Archivio della Congregazione Cistercense di San Bernardo in Italia

Madonna del Santuario dei Lumi - San Severino MarcheMadonna del Santuario dei Lumi - San Severino Marche
Madonna del Santuario dei Lumi - San Severino Marche

L'Archivio della Congregazione Cistercense di San Bernardo in Italia

L'archivio è costituito dalla documentazione prodotta dalla Congregazione Cistercense di San Bernardo in Italia istituita a partire dal 23 dicembre 1497 da Papa Alessandro VI con la bolla Plantatus in agro dominicus.
La Congregazione era il risultato dell’aggregazione di due differenti province: la Lombarda e la Toscana, a cui, nel 1660, venne aggiunta, con unione estintiva la Congregazione Cistercense Romana (fondata nel 1623) col nome di Provincia romana che si staccherà nuovamente nella seconda metà del Settecento. Dopo le soppressioni della fine del Settecento, rimase in vita soltanto la Provincia Romana, a cui furono incorporati i monasteri ancora esistenti della stessa Congregazione, situati nel Ducato di Parma, nello Stato Pontificio e dal 1802 alcuni monasteri della Congregazione Fogliante. Con l'occupazione napoleonica della città di Roma anche i restanti monasteri della provincia romana vennero chiusi. L'Ordine venne ricostituito nuovamente nel 1814 da papa Pio VII, al suo ritorno a Roma, e nel 1820 fu celebrato il capitolo della neo-ricostituita Congregazione nel monastero di San Bernardo alle Terme a Roma.

 
Timbro dell'Abbazia di San Lorenzo in Campo (1837-1860)Timbro dell'Abbazia di San Lorenzo in Campo (1837-1860)
Timbro dell'Abbazia di San Lorenzo in Campo (1837-1860)

Gli archivi dei monasteri

Oltre alla documentazione della Congregazione, prodotta nelle numerose evoluzioni istituzionali occorse tra il XV e il XX secolo, l'archivio conserva numerosi fondi relativi ai singoli monasteri che progressivamente sono stati concentrati e conservati.
Il principale luogo di concentrazione dei fondi d'archivio della Congregazione è stato nei secoli il monastero romano di Santa Croce di Gerusalemme. A partire dal 2010 in conseguenza della chiusura di Santa Croce, la documentazione è stata trasportata nel vicino Monastero di San Bernardo alle Terme.
A seguito delle nuove costituzioni approvate nel 2017, che prevedono che l'abate dell'Abbazia di Chiaravalle di Milano venga riconosciuto come abate Preside della Congregazione, si è provveduto al trasferimento dell'intero archivio presso l'Abbazia di Chiaravalle di Milano ed è stato avviato un progetto pluriennale di riordinamento ed inventariazione in collaborazione con l'Ufficio dei beni culturali della CEI, attraverso l'uso del software CEIAr.
Allo stato attuale quindi i fondi sono in fase di riordinamento ed inventariazione. Una volta che l’attività sarà completata i dati verranno pubblicati anche sul portale BeWeB nella pagina dedicata all’Archivio della Congregazione.

Il patrimonio conservato

In attesa di poter completare le complesse attività di riordinamento ed inventariazione, di seguito vengono indicati i fondi archivistici che nel frattempo sono già stati individuati e, a seguire, i fondi di cui è già disponibile un inventario provvisorio.
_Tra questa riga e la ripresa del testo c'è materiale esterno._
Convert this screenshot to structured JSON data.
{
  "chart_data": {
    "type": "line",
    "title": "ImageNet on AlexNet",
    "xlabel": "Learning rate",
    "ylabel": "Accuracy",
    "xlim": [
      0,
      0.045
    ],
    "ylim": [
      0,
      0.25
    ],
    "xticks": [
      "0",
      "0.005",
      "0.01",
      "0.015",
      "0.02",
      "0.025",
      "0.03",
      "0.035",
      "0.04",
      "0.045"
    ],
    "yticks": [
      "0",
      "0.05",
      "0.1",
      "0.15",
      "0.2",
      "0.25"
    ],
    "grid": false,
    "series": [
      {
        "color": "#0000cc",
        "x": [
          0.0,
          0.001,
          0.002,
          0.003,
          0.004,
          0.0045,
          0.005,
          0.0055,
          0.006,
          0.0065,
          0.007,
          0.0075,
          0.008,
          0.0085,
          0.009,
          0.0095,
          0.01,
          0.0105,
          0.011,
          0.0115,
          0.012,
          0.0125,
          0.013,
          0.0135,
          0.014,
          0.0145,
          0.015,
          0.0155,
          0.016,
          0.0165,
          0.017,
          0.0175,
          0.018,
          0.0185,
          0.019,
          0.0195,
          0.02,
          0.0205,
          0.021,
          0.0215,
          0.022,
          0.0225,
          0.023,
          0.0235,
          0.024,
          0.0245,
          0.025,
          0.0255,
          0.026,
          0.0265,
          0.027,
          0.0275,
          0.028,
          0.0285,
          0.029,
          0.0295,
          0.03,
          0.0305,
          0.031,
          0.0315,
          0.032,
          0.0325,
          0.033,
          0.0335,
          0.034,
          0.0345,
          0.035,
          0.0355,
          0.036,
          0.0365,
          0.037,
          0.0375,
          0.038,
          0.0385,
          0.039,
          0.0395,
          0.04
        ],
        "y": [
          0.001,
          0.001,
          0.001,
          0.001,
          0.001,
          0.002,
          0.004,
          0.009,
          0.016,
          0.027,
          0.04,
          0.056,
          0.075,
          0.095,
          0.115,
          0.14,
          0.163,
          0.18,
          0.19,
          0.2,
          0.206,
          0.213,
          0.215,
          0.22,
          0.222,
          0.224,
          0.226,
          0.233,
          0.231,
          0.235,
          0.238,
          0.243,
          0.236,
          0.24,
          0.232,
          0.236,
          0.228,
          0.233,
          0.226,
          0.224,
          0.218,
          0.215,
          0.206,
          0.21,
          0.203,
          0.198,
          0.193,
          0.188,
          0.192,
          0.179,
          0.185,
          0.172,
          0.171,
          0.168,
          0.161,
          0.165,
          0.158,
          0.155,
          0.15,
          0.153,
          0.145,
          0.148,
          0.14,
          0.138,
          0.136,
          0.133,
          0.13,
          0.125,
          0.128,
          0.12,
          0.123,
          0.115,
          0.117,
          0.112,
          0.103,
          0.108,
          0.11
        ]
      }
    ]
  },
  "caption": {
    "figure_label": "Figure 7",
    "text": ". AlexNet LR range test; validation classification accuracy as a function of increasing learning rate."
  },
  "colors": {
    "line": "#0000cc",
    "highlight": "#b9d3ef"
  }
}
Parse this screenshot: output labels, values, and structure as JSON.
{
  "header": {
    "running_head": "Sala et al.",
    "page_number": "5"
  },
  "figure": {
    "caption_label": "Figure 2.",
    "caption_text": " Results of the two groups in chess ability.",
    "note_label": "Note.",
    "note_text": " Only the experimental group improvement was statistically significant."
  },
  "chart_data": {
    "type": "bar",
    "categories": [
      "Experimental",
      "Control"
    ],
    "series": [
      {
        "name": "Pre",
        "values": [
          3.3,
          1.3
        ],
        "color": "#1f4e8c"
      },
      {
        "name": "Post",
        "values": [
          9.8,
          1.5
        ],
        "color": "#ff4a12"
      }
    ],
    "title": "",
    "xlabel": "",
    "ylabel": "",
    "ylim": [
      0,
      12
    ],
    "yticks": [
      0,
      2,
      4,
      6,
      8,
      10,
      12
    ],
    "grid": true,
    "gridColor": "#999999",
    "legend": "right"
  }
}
Congregazione Cistercense di San Bernardo in Italia
Monastero di Santa Croce di Gerusalemme <Roma>
Monastero di San Bernardo alle Terme <Roma>
Monastero di San Giovanni Battista e San Bernardo <Perugia>
Monastero di Sant'Antonio <Cortona>
Monastero di Santa Maria dei Lumi <San Severino Marche>
Abbazia di San Lorenzo in Campo, Castelleone e San Gaudenzio in Barbara
Monastero di S. Maria delle Grazie <Foce d'Amelia>
Monastero di S. Maria di Chiaravalle <Ancona> 
Monastero di S. Pudenziana <Roma>
 
Stemma del commendatario card. Antonio OdescalchiStemma del commendatario card. Antonio Odescalchi
Stemma del commendatario card. Antonio Odescalchi

Fondo della Commenda dell'Abbazia di Chiaravalle (sec. XIV-XIX)

Il Fondo della Commenda dell'Abbazia di Chiaravalle conserva la documentazione relativa alla gestione dei beni soggetti all'abate commendatario a partire dalla commenda del cardinale Alessandro Peretti (1586-1623) fino all'acquisizione dei beni da parte di Francesco Melzi d'Eril nel 1811 a parziale compenso per la perdita del ducato di Lodi. Il fondo è pervenuto al Monastero di Santa Maria di Chiaravalle di Milano negli anni Sessanta del Novecento per volere degli eredi dell'ultimo commendatario.